Özellikle Gazprom, Total, Chevron, DNO vb. dünya petrol devleri yatırımlarını IKB’ye kaydırırken 2011 yılından itibaren Exxon Mobil’in Bağdat’ın karşı çıkmasına rağmen IKB’de petrol aramaya başlaması bir milat sayılabilir. Çünkü Exxon Mobil gibi ülkelerin siyasetine doğrudan etki edebilen bir ABD’li gücün Kürdistan Bölgesi’ne gelmesi, Türkiye’yi bile kırmızı çizgilerinden uzaklaştırarak IKBY ile ekonomik anlaşmalara teşvik etmişti.

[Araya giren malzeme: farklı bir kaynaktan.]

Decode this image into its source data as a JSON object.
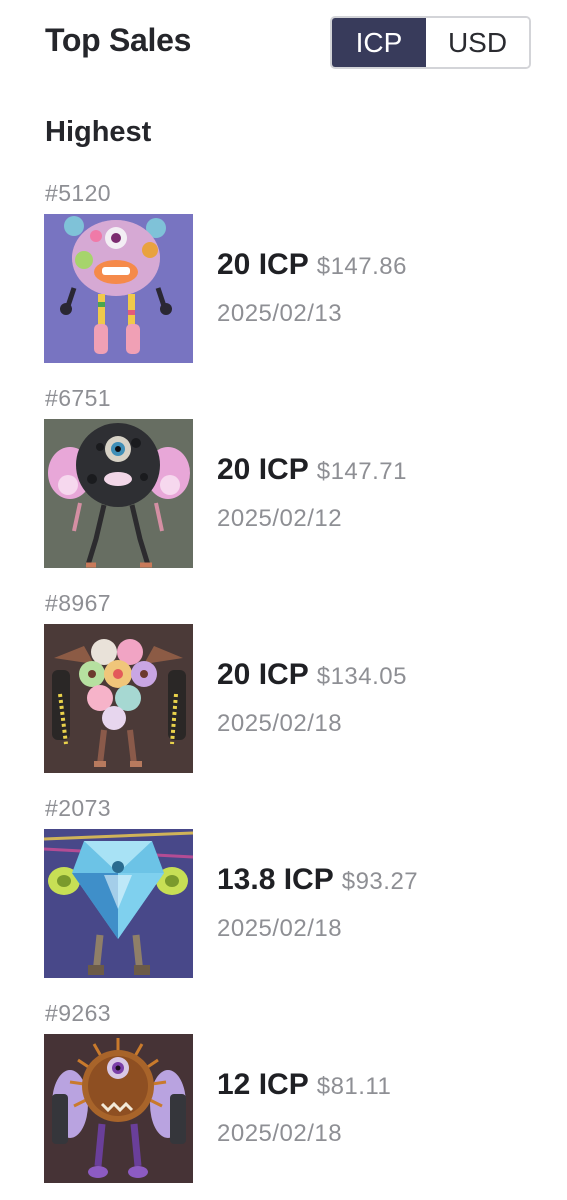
{
  "header": {
    "title": "Top Sales",
    "currency_toggle": {
      "options": [
        "ICP",
        "USD"
      ],
      "selected": "ICP"
    }
  },
  "section": {
    "title": "Highest"
  },
  "sales": [
    {
      "id": "#5120",
      "price_icp": "20 ICP",
      "price_usd": "$147.86",
      "date": "2025/02/13",
      "art": "fuzzy-cyclops-monster"
    },
    {
      "id": "#6751",
      "price_icp": "20 ICP",
      "price_usd": "$147.71",
      "date": "2025/02/12",
      "art": "cratered-orb-monster"
    },
    {
      "id": "#8967",
      "price_icp": "20 ICP",
      "price_usd": "$134.05",
      "date": "2025/02/18",
      "art": "bubble-cluster-monster"
    },
    {
      "id": "#2073",
      "price_icp": "13.8 ICP",
      "price_usd": "$93.27",
      "date": "2025/02/18",
      "art": "crystal-gem-monster"
    },
    {
      "id": "#9263",
      "price_icp": "12 ICP",
      "price_usd": "$81.11",
      "date": "2025/02/18",
      "art": "spiky-urchin-monster"
    }
  ]
}
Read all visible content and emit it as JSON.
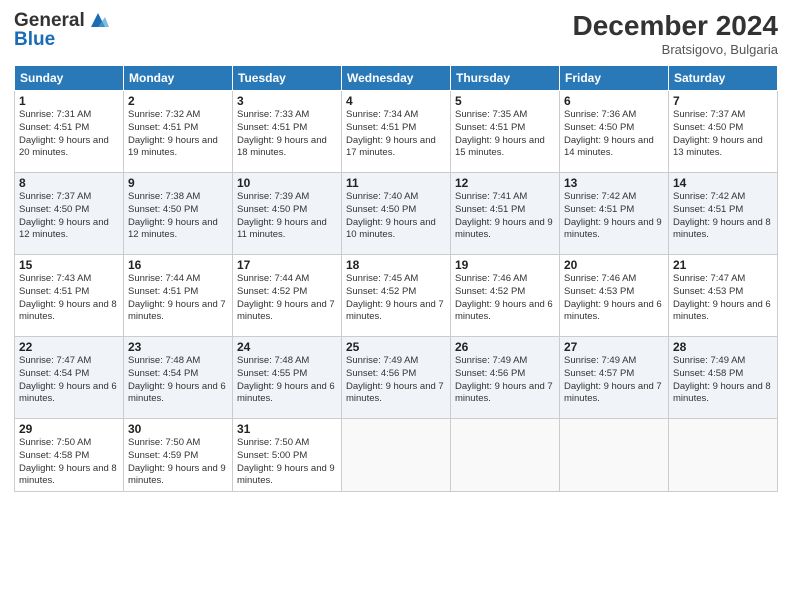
{
  "header": {
    "logo_line1": "General",
    "logo_line2": "Blue",
    "month": "December 2024",
    "location": "Bratsigovo, Bulgaria"
  },
  "days_of_week": [
    "Sunday",
    "Monday",
    "Tuesday",
    "Wednesday",
    "Thursday",
    "Friday",
    "Saturday"
  ],
  "weeks": [
    [
      {
        "day": 1,
        "sunrise": "7:31 AM",
        "sunset": "4:51 PM",
        "daylight": "9 hours and 20 minutes."
      },
      {
        "day": 2,
        "sunrise": "7:32 AM",
        "sunset": "4:51 PM",
        "daylight": "9 hours and 19 minutes."
      },
      {
        "day": 3,
        "sunrise": "7:33 AM",
        "sunset": "4:51 PM",
        "daylight": "9 hours and 18 minutes."
      },
      {
        "day": 4,
        "sunrise": "7:34 AM",
        "sunset": "4:51 PM",
        "daylight": "9 hours and 17 minutes."
      },
      {
        "day": 5,
        "sunrise": "7:35 AM",
        "sunset": "4:51 PM",
        "daylight": "9 hours and 15 minutes."
      },
      {
        "day": 6,
        "sunrise": "7:36 AM",
        "sunset": "4:50 PM",
        "daylight": "9 hours and 14 minutes."
      },
      {
        "day": 7,
        "sunrise": "7:37 AM",
        "sunset": "4:50 PM",
        "daylight": "9 hours and 13 minutes."
      }
    ],
    [
      {
        "day": 8,
        "sunrise": "7:37 AM",
        "sunset": "4:50 PM",
        "daylight": "9 hours and 12 minutes."
      },
      {
        "day": 9,
        "sunrise": "7:38 AM",
        "sunset": "4:50 PM",
        "daylight": "9 hours and 12 minutes."
      },
      {
        "day": 10,
        "sunrise": "7:39 AM",
        "sunset": "4:50 PM",
        "daylight": "9 hours and 11 minutes."
      },
      {
        "day": 11,
        "sunrise": "7:40 AM",
        "sunset": "4:50 PM",
        "daylight": "9 hours and 10 minutes."
      },
      {
        "day": 12,
        "sunrise": "7:41 AM",
        "sunset": "4:51 PM",
        "daylight": "9 hours and 9 minutes."
      },
      {
        "day": 13,
        "sunrise": "7:42 AM",
        "sunset": "4:51 PM",
        "daylight": "9 hours and 9 minutes."
      },
      {
        "day": 14,
        "sunrise": "7:42 AM",
        "sunset": "4:51 PM",
        "daylight": "9 hours and 8 minutes."
      }
    ],
    [
      {
        "day": 15,
        "sunrise": "7:43 AM",
        "sunset": "4:51 PM",
        "daylight": "9 hours and 8 minutes."
      },
      {
        "day": 16,
        "sunrise": "7:44 AM",
        "sunset": "4:51 PM",
        "daylight": "9 hours and 7 minutes."
      },
      {
        "day": 17,
        "sunrise": "7:44 AM",
        "sunset": "4:52 PM",
        "daylight": "9 hours and 7 minutes."
      },
      {
        "day": 18,
        "sunrise": "7:45 AM",
        "sunset": "4:52 PM",
        "daylight": "9 hours and 7 minutes."
      },
      {
        "day": 19,
        "sunrise": "7:46 AM",
        "sunset": "4:52 PM",
        "daylight": "9 hours and 6 minutes."
      },
      {
        "day": 20,
        "sunrise": "7:46 AM",
        "sunset": "4:53 PM",
        "daylight": "9 hours and 6 minutes."
      },
      {
        "day": 21,
        "sunrise": "7:47 AM",
        "sunset": "4:53 PM",
        "daylight": "9 hours and 6 minutes."
      }
    ],
    [
      {
        "day": 22,
        "sunrise": "7:47 AM",
        "sunset": "4:54 PM",
        "daylight": "9 hours and 6 minutes."
      },
      {
        "day": 23,
        "sunrise": "7:48 AM",
        "sunset": "4:54 PM",
        "daylight": "9 hours and 6 minutes."
      },
      {
        "day": 24,
        "sunrise": "7:48 AM",
        "sunset": "4:55 PM",
        "daylight": "9 hours and 6 minutes."
      },
      {
        "day": 25,
        "sunrise": "7:49 AM",
        "sunset": "4:56 PM",
        "daylight": "9 hours and 7 minutes."
      },
      {
        "day": 26,
        "sunrise": "7:49 AM",
        "sunset": "4:56 PM",
        "daylight": "9 hours and 7 minutes."
      },
      {
        "day": 27,
        "sunrise": "7:49 AM",
        "sunset": "4:57 PM",
        "daylight": "9 hours and 7 minutes."
      },
      {
        "day": 28,
        "sunrise": "7:49 AM",
        "sunset": "4:58 PM",
        "daylight": "9 hours and 8 minutes."
      }
    ],
    [
      {
        "day": 29,
        "sunrise": "7:50 AM",
        "sunset": "4:58 PM",
        "daylight": "9 hours and 8 minutes."
      },
      {
        "day": 30,
        "sunrise": "7:50 AM",
        "sunset": "4:59 PM",
        "daylight": "9 hours and 9 minutes."
      },
      {
        "day": 31,
        "sunrise": "7:50 AM",
        "sunset": "5:00 PM",
        "daylight": "9 hours and 9 minutes."
      },
      null,
      null,
      null,
      null
    ]
  ]
}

Bu dönemde Türkiye’nin Ekim 2011’de Exxon Mobil ile üçü IKBY dışında kalan toplam altı sahada petrol arama anlaşması imzaladığı da gündeme gelmişti. 2013 yılına gelindiğinde ise bunun, Türkiye’nin petrol pastasından payını almak üzere Musul ve Kerkük’ün IKB’ye bağlanmasına ses çıkarmayacağı yorumlarını beraberinde getirmişti.
Ankara – Erbil yakınlaşması
Petrol pazarlığının öne çıktığı 2012, 2013 ve 2014 yılları Washington – Ankara – Bağdat – Erbil arasındaki ekonomi ve diplomasi trafiğinin en yoğun olduğu yıllar oldu. Böylece temeli 2011 yılında atılmakla birlikte Erbil ve Ankara arasında Kasım 2013’te imzalanan anlaşma ile Kürt petrolü, Türkiye üzerinden dünya piyasasına sunulmaya başlandı.
Bu amaçla Kürdistan Bölgesi’ndeki Teq Teq bölgesinden başlayıp Haburönü’ne kadar uzanan 281 km’lik boru hattı, buradan da Kerkük – Ceyhan boru hattına bağlandı. Bu anlaşmayla petrol ihracatının 2015 yılında 1 milyon varile, 2019 yılına kadar da 2 milyon varile çıkarılması planlanıyordu. Ama Bağdat’ın sert tepkisi ve ABD’nin de araya girmesiyle Erbil – Bağdat arasında Aralık 2014 tarihinde imzalanan anlaşmaya göre IKBY’nin 550 varil petrolü Irak üzerinden ihraç etmesi, Bağdat’ın bütçenin yüzde 17’lik kısmını ve memur maaşlarını IKB’ye göndermesi kararlaştırıldı. Tabii bu anlaşmanın gereği hiçbir zaman yerine getirilmedi.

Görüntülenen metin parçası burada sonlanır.